A tibble or an object that can be converted to one

scheme

Original data scheme (see description). Accepts any unambiguous substring.

position_offset

Offset all position

duplicates

How to handle duplicate scores for a single mutation

...

Arguments passed to the chosen parsing function, including specifying parsing for multiply mutated sequences (see individual methods for details).

Value

A long format tibble with columns for 'position', 'wt', 'mut' and 'score'.

Details

The following input formats are supported:

  • mavedb: Data downloaded from mavedb.org. This format additionally supports averaging over multiply mutated sequences.
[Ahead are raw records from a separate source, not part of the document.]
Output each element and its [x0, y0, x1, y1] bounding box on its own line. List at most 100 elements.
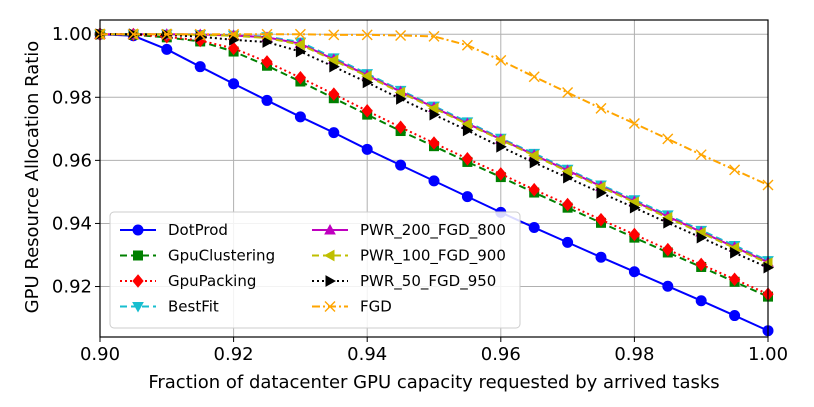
y-tick-label: 0.96 [52, 150, 92, 171]
legend-item-pwr-50-fgd-950: PWR_50_FGD_950 [312, 272, 496, 291]
data-point-pwr-100-fgd-900 [528, 149, 539, 162]
data-point-dotprod [428, 175, 440, 187]
data-point-fgd [595, 102, 607, 114]
data-point-pwr-100-fgd-900 [427, 102, 439, 115]
legend-label: FGD [360, 298, 392, 316]
plot-frame [99, 19, 769, 338]
legend-item-pwr-200-fgd-800: PWR_200_FGD_800 [312, 221, 506, 240]
y-tick-label: 0.94 [52, 213, 92, 234]
data-point-fgd [461, 39, 473, 51]
legend-item-gpupacking: GpuPacking [120, 272, 256, 290]
data-point-fgd [294, 28, 306, 40]
data-point-fgd [127, 28, 139, 40]
data-point-gpupacking [428, 136, 440, 150]
data-point-dotprod [695, 295, 707, 307]
data-point-pwr-50-fgd-950 [329, 60, 340, 73]
data-point-pwr-50-fgd-950 [229, 34, 240, 46]
data-point-dotprod [628, 266, 640, 278]
data-point-fgd [729, 164, 741, 176]
legend: DotProd GpuClustering GpuPacking BestFit PWR… [109, 211, 521, 329]
legend-label: BestFit [168, 298, 219, 316]
legend-item-fgd: FGD [312, 298, 392, 316]
data-point-dotprod [294, 111, 306, 123]
series-line-pwr-100-fgd-900 [100, 33, 769, 265]
data-point-fgd [361, 29, 373, 41]
data-point-pwr-50-fgd-950 [429, 108, 441, 121]
data-point-fgd [328, 29, 340, 41]
data-point-pwr-50-fgd-950 [262, 36, 274, 48]
data-point-pwr-100-fgd-900 [494, 134, 506, 146]
data-point-pwr-50-fgd-950 [362, 76, 374, 89]
data-point-pwr-50-fgd-950 [462, 124, 474, 137]
legend-label: DotProd [168, 221, 228, 239]
y-axis-label: GPU Resource Allocation Ratio [22, 41, 43, 314]
data-point-gpupacking [361, 104, 373, 118]
data-point-fgd [528, 71, 540, 83]
legend-item-pwr-100-fgd-900: PWR_100_FGD_900 [312, 247, 506, 266]
data-point-fgd [194, 28, 206, 40]
x-tick-label: 0.90 [80, 344, 120, 365]
data-point-gpupacking [394, 120, 407, 135]
series-line-fgd [100, 33, 769, 186]
series-fgd [94, 28, 774, 191]
data-point-gpupacking [461, 152, 474, 166]
data-point-dotprod [528, 222, 540, 234]
data-point-pwr-50-fgd-950 [529, 156, 541, 169]
data-point-dotprod [595, 251, 607, 263]
data-point-pwr-50-fgd-950 [496, 140, 507, 153]
y-tick-label: 0.92 [52, 277, 92, 298]
legend-marker [325, 275, 337, 287]
data-point-fgd [695, 149, 707, 161]
x-tick-label: 0.96 [481, 344, 521, 365]
legend-marker [324, 301, 336, 312]
legend-label: GpuClustering [168, 247, 275, 265]
data-point-dotprod [361, 143, 373, 155]
data-point-gpupacking [227, 41, 240, 56]
legend-box [109, 211, 521, 329]
data-point-gpupacking [628, 227, 641, 242]
data-point-fgd [161, 28, 173, 40]
data-point-fgd [628, 117, 640, 129]
data-point-gpupacking [261, 55, 273, 69]
y-tick-label: 1.00 [52, 24, 92, 45]
data-point-dotprod [729, 310, 741, 322]
data-point-pwr-50-fgd-950 [563, 171, 574, 184]
data-point-fgd [261, 28, 273, 40]
x-tick-label: 0.98 [614, 344, 654, 365]
data-point-pwr-100-fgd-900 [461, 118, 472, 130]
x-tick-label: 0.94 [347, 344, 387, 365]
legend-label: PWR_200_FGD_800 [360, 221, 506, 240]
data-point-gpupacking [328, 87, 340, 101]
data-point-dotprod [261, 94, 273, 106]
data-point-pwr-100-fgd-900 [361, 70, 372, 82]
data-point-fgd [428, 30, 440, 42]
x-tick-label: 1.00 [748, 344, 788, 365]
legend-marker [133, 250, 143, 261]
legend-label: PWR_100_FGD_900 [360, 247, 506, 266]
data-point-pwr-50-fgd-950 [663, 216, 674, 229]
data-point-pwr-100-fgd-900 [327, 54, 339, 67]
data-point-pwr-50-fgd-950 [696, 231, 708, 244]
data-point-gpupacking [561, 197, 574, 212]
data-point-fgd [562, 87, 574, 99]
legend-marker [132, 302, 144, 313]
data-point-dotprod [662, 280, 674, 292]
series-line-pwr-50-fgd-950 [100, 33, 769, 269]
data-point-dotprod [228, 78, 240, 90]
legend-marker [324, 223, 336, 235]
data-point-pwr-50-fgd-950 [730, 246, 741, 259]
data-point-gpupacking [294, 70, 307, 85]
data-point-fgd [495, 54, 507, 66]
data-point-pwr-100-fgd-900 [561, 165, 573, 178]
y-tick-label: 0.98 [52, 87, 92, 108]
data-point-dotprod [328, 127, 340, 139]
data-point-pwr-100-fgd-900 [394, 86, 406, 99]
data-point-gpupacking [495, 167, 507, 181]
series-layer [93, 27, 775, 337]
legend-marker [132, 224, 144, 236]
data-point-pwr-50-fgd-950 [295, 45, 307, 58]
data-point-gpupacking [662, 242, 674, 257]
legend-label: GpuPacking [168, 272, 256, 290]
data-point-gpupacking [728, 272, 741, 287]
  • long: Data in long format, which already has the required columns (position, wt, mut and score). This allows duplicates to be averaged conveniently if data is already in the standard format.

  • wide: Process wide format data, with columns for position, wt and scores for each amino acid

  • sequence: Each score is associated with a sequence, from which variants are extracted. This method supports averaging over multiply mutated sequences. It is the most frequent use for the position_offset parameter.